第10話 鋭いメス
眠たげなフィリスさんも可愛らしかったけど、寝ぼけ眼のピディーさんも何というか、色っぽいな。
そんなことを思いながら、見ていたのが気に障ったのか、「何ジロジロ見てるのよ!」と怒られてしまった。
「すいません。まだ眠いのかなーと思って。そう言えば、フィリスさんに聞いたんですが、普通の魔法と、精霊魔法が使えるんですってね」
「そうよ」
「精霊魔法って、どんなのですか?」
そう尋ねると、ピディーさんは思案深げな顔をした。
「ピディーさん?」
「あ、ああ、そうね。精霊魔法ね。例えばこんな感じよ」
そういって、指先を俺の目の前に掲げ「光よ共にあれ」と唱えると、ふわっと明るい光が集まりだした。
「この子たちはウィプス。光の精霊たちよ。寂しがり屋で集まるのが好きなの」
「へー。すごいなあ。魔法が使えるなんて」
「そういうあなたは、どうなの?ムツキ君?」
やけに真剣な顔をして、ピディーさんは詰め寄ってきた。
「最初に寝た時に、寝床を平らにならしておいてくれたでしょう?あれって、あなたん仕業よね?」
「えっと、・・・はい。そうですね。ちょっと凸凹してたんで、寝にくかったんで」
「別にそれを怒っているわけじゃないのよ?ただちょっと変だなって思って」
「何がですか?」
「私も例えば、土の精霊にお願いして、似たようなことはできると思うわ。でもあなたのやったことは、それとは違うんでしょう?だって精霊魔法を今初めて見たんだろうし」
やばい。何か知らないけど、ピディーさんの眼が真剣だ。
「は、はあ、まあ、そうですね」
「念のために土の精霊にも聞いてみたけれど、あの子たちも『知らない、呼ばれてない』って言ってたわ。もちろん大地の神に祈ったら、フィリスが気付くだろうし、普通の魔術なら、その残滓で私も分かる。でも、そのどれでもない。あなたはいったい、どうやって寝床をならしたの?」
これは、何というか、詰め将棋みたいに来てるな。
「どうやってと言うか・・・、なんて言いますか・・・」
「他にもあれこれ聞きたいことはあるんだけど、まずは寝床の事から説明して頂戴」
うーん、困った。説明のしようがない。やって見せるしかないか。
「えーっと、じゃあ見ててください。こうやりました」
手のひらを地面に押し当てて、能力を使う。地面が手の形にくぼんだ。
「こんな感じです」
「!?今のはなに!?呪文も真言も精霊語も一切使ってないわよね」
「そうですね、地面を凹ますだけですから」
「そういう問題じゃないでしょう?あなたはどうやって・・・、その、どうやって魔力にアクセスしているの?」
「うーん、なんて言いますか、元々できたことなので、どうやってするのかが説明できないというか。逆にピディーさんから見て、変なことをしているように見えますかね?」
「見えるわよ!しかも、これ、土を平らにしているんじゃないのね?むしろ、そこにあった土を消してるのね?ほら、小石がこんな風にえぐれているなんて、精霊魔法じゃないことは確かよ!どうやったの?」
だんだん興奮してきたのか、ピディーさんの声が大きくなっている。
「うーん、何というか、生まれた時からできたので、何とも理屈が分からないんです。ただできるとしか」
しかし、なんとなくadministratorが言ってたことを思い出しながら、付け加えた。

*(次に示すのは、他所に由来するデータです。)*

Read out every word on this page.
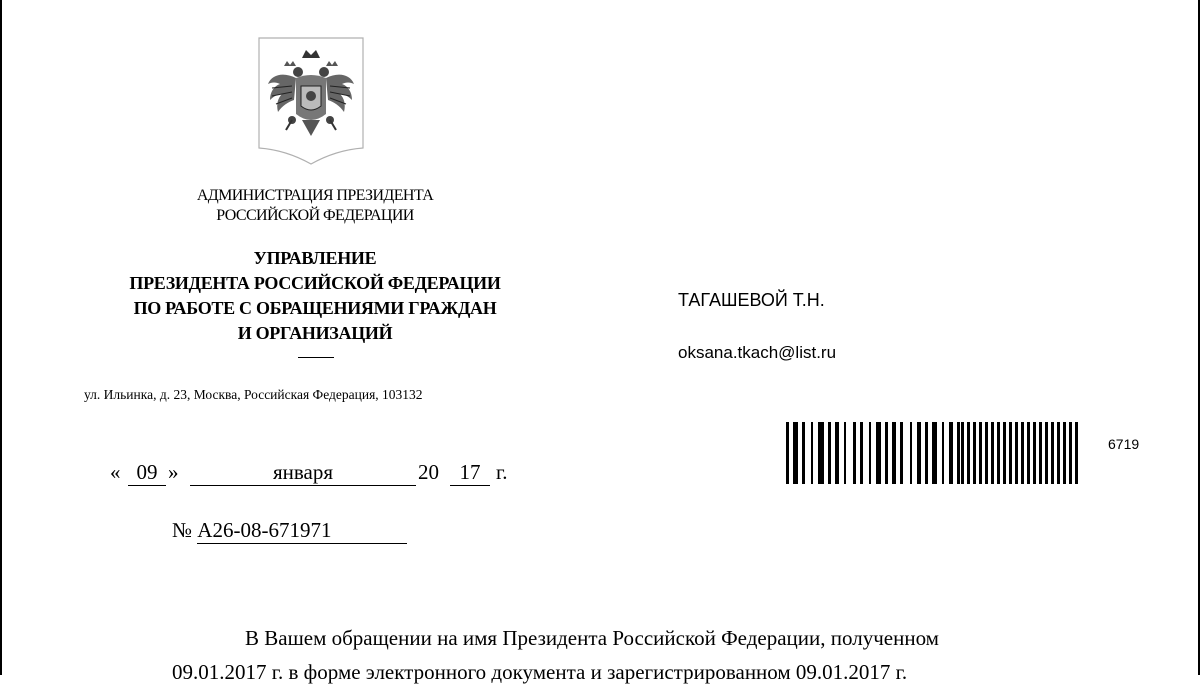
АДМИНИСТРАЦИЯ ПРЕЗИДЕНТА
РОССИЙСКОЙ ФЕДЕРАЦИИ
УПРАВЛЕНИЕ
ПРЕЗИДЕНТА РОССИЙСКОЙ ФЕДЕРАЦИИ
ПО РАБОТЕ С ОБРАЩЕНИЯМИ ГРАЖДАН
И ОРГАНИЗАЦИЙ
ул. Ильинка, д. 23, Москва, Российская Федерация, 103132
« 09 »	января	20 17 г.
№ А26-08-671971
ТАГАШЕВОЙ Т.Н.
oksana.tkach@list.ru
6719
В Вашем обращении на имя Президента Российской Федерации, полученном
09.01.2017 г. в форме электронного документа и зарегистрированном 09.01.2017 г.
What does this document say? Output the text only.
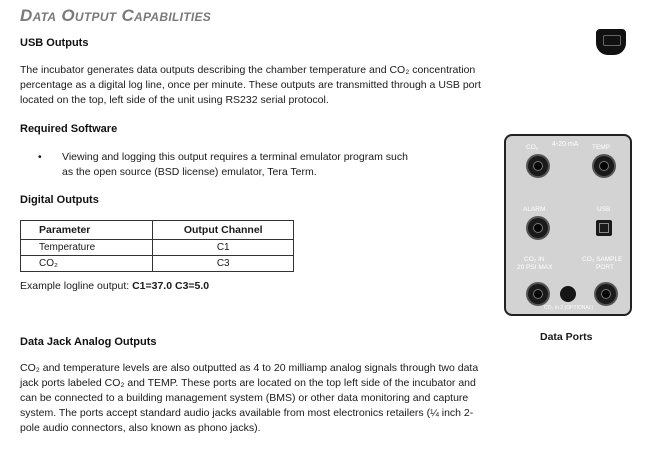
Data Output Capabilities
USB Outputs
The incubator generates data outputs describing the chamber temperature and CO₂ concentration
percentage as a digital log line, once per minute. These outputs are transmitted through a USB port
located on the top, left side of the unit using RS232 serial protocol.
Required Software
• Viewing and logging this output requires a terminal emulator program such
as the open source (BSD license) emulator, Tera Term.
Digital Outputs
Parameter	Output Channel
Temperature	C1
CO₂	C3
Example logline output: C1=37.0 C3=5.0
Data Jack Analog Outputs
CO₂ and temperature levels are also outputted as 4 to 20 milliamp analog signals through two data
jack ports labeled CO₂ and TEMP. These ports are located on the top left side of the incubator and
can be connected to a building management system (BMS) or other data monitoring and capture
system. The ports accept standard audio jacks available from most electronics retailers (¼ inch 2-
pole audio connectors, also known as phono jacks).
CO₂ 4-20 mA TEMP
ALARM	USB
CO₂ IN
20 PSI MAX
CO₂ SAMPLE
PORT
CO₂ In 2 (OPTIONAL)
Data Ports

「昔、詳しい人に空間魔法がどうとか言われたことがあります」
「空間魔法!ロストマジックじゃないの!あなたがどうしてそれを・・・って、聞いても無駄なんだっけ?」
「はい・・・、残念ながら」
うーん、とうなり声をあげて、ピディーさんは地面についた手形と俺の顔を交互に観ながら、何か考え事をしている。
そうか。なんというか、この3センチは役に立つかどうかはさておき、珍しい事なんだな。
しばらく沈黙したのち、ピディーさんは口火を切った。